I had my contract meeting with the bosses last week and needless to say, there really wasn’t anything new to report–not with them anyways. I had low expectations going in. I asked for things that I knew they had no power to grant me. Is this true, though? I wonder.
However, there’s been some rumblings from my co-workers. People have left the company because of some dissatisfaction with the way we’re being run. We, as in the teachers. I’m not allowed to say much about how the company is run because I signed the contract stating that I am not allowed to share information about company proceedings–yada yada, but I think I’m allowed to express my feelings on a blog that nobody really reads.
And there you have it. Changes–I really feel like it’s time for me to change careers. I’m going to be forty this year and I have really nothing to show for it in terms of achievements with this company. I’m still part-time, but that’s the only thing that I really like about my job. I don’t want all the extra responsibilities with being full-time and in higher positions. I don’t want more of my precious time tied up working for someone else.

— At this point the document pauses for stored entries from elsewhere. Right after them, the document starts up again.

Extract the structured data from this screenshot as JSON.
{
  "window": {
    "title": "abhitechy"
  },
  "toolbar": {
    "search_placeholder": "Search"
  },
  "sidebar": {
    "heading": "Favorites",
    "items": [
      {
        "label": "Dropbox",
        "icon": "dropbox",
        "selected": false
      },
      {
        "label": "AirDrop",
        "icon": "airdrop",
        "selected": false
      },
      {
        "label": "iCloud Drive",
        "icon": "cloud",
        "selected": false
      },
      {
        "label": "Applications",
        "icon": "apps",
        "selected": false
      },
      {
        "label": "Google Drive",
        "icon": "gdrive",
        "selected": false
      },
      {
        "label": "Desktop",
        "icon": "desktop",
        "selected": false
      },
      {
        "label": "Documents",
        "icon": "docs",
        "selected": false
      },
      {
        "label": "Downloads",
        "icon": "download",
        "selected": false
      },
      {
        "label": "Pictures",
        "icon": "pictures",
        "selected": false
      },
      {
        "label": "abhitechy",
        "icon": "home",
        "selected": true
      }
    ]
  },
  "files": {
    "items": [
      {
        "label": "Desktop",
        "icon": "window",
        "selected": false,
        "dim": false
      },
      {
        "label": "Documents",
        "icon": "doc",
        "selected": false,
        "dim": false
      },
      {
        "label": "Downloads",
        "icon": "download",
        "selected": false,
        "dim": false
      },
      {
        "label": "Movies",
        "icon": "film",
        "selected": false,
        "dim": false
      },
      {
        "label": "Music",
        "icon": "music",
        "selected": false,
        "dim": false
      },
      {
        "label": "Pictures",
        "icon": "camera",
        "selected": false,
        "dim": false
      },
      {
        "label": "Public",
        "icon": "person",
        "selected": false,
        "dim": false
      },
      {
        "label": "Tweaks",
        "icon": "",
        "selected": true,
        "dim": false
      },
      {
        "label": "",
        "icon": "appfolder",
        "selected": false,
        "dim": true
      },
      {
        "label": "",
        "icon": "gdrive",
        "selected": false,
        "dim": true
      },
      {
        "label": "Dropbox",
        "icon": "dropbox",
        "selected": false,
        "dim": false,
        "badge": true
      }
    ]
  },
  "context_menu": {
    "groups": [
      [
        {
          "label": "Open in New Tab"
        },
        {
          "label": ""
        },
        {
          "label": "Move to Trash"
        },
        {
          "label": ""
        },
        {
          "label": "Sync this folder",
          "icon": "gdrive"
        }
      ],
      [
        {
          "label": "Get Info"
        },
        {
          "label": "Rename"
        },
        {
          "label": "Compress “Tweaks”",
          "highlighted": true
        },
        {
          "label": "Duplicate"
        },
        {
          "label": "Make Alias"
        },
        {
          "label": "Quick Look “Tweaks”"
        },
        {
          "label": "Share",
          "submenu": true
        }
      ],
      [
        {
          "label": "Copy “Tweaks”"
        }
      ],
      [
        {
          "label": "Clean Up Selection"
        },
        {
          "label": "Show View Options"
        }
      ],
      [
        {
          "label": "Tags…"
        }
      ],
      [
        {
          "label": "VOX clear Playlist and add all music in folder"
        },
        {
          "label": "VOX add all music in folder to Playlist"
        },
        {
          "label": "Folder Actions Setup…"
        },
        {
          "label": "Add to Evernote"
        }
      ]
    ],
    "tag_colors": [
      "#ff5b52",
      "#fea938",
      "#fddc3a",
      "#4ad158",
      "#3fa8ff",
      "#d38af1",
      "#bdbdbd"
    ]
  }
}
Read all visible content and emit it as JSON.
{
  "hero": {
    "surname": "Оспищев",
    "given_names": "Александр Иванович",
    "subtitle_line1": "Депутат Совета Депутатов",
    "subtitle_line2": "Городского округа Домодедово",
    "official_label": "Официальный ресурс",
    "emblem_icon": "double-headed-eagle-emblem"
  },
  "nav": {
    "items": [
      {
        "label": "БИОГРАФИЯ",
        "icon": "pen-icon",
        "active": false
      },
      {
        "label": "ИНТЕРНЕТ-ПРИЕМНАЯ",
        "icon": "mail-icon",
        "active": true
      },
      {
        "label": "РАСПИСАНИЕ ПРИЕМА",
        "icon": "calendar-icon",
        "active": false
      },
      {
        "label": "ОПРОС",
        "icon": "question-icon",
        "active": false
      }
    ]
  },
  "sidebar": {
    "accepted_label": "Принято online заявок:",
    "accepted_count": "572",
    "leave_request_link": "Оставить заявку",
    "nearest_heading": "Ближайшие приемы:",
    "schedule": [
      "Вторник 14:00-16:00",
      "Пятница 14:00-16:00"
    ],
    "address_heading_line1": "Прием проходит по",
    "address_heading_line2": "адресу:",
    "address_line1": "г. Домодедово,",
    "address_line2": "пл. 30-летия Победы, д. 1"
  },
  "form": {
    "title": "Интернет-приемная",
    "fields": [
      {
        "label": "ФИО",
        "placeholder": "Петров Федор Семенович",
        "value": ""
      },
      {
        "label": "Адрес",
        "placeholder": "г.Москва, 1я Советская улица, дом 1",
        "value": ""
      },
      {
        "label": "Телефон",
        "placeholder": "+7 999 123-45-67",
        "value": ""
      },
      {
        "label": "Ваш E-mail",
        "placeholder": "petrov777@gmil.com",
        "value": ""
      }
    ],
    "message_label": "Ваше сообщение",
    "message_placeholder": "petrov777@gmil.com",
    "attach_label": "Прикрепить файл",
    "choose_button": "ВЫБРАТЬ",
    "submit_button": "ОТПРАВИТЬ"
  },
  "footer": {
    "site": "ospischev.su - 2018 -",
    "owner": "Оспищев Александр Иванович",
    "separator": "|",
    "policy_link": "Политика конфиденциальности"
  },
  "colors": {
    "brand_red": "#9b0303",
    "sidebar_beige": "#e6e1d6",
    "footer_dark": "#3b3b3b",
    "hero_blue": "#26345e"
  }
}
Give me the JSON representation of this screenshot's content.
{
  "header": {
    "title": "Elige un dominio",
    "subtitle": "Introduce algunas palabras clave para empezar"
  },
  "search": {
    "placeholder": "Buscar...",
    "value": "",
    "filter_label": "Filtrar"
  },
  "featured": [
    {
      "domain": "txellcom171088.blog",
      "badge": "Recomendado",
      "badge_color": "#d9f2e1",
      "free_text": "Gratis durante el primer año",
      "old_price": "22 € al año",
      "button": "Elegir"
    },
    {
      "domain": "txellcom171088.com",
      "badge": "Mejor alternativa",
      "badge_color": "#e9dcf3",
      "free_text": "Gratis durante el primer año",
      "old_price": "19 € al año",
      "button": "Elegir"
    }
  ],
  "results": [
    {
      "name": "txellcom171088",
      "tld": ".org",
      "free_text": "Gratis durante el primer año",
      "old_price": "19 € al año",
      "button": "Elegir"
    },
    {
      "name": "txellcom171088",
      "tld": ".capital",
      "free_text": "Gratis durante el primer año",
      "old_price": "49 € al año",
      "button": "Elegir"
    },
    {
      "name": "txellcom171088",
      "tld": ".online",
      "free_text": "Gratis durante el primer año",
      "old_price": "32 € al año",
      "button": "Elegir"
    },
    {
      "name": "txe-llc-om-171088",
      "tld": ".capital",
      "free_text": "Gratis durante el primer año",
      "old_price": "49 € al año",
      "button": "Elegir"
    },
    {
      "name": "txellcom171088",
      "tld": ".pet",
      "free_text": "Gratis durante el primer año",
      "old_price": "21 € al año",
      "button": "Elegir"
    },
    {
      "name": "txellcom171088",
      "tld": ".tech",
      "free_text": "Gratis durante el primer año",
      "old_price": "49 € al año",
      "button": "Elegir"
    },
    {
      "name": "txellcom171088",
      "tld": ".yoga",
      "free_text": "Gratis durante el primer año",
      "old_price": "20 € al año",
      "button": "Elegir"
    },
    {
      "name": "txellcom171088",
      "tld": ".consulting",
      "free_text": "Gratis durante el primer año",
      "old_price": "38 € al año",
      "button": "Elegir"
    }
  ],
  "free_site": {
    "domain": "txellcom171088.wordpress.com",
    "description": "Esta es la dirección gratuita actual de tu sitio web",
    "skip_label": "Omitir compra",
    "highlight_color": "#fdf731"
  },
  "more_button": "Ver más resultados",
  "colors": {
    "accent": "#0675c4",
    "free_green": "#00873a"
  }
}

More and more, I’m feeling the pull to become free. But I feel stuck and can’t leave just yet.
When I did my ask at the meeting, my manager came back at me and and told me straight up that there’s nothing he could do. It’s just the nature of the job. Fair enough. But then he goes to to add that if that was something that I felt really strongly about, then maybe I should think about finding a different job.
After ten years of good service to the company, this is what I am told.
He does have a point, though. I acknowledge that. This is why I knew beforehand that the answer was going to be no.
What bothers me about the whole exchange was the swiftness of the reply. He didn’t even acknowledge that there might be options to think about. He could have said something about talking to the higher ups and see if someone could look into it. He didn’t even think there was a problem. It was just I was wrong for asking and I need to shut up or leave if I really didn’t like it.
Eventually, I will, though. But not at the moment. I’ve already planned my year on the income I will be getting from this job. I need to hang on a couple more years to be on more financially safe footing and then I’ll leave really. Plus, I’m also working on a lot of side hustles to help me get there.
In the end, this is a good slap to the face to remind me that I need to shake myself out of the rut I’ve dug myself into the last few years. I’ve been complacent so I need to really get my act together.
I’m choosing to stay for now. The company is very lucky to have me as an employee. I do good work and make my students, their parents, and the school staff happy and satisfied.
With that said, I’ve got my eye on the future and I need to press on doubly hard towards the goal of working for myself.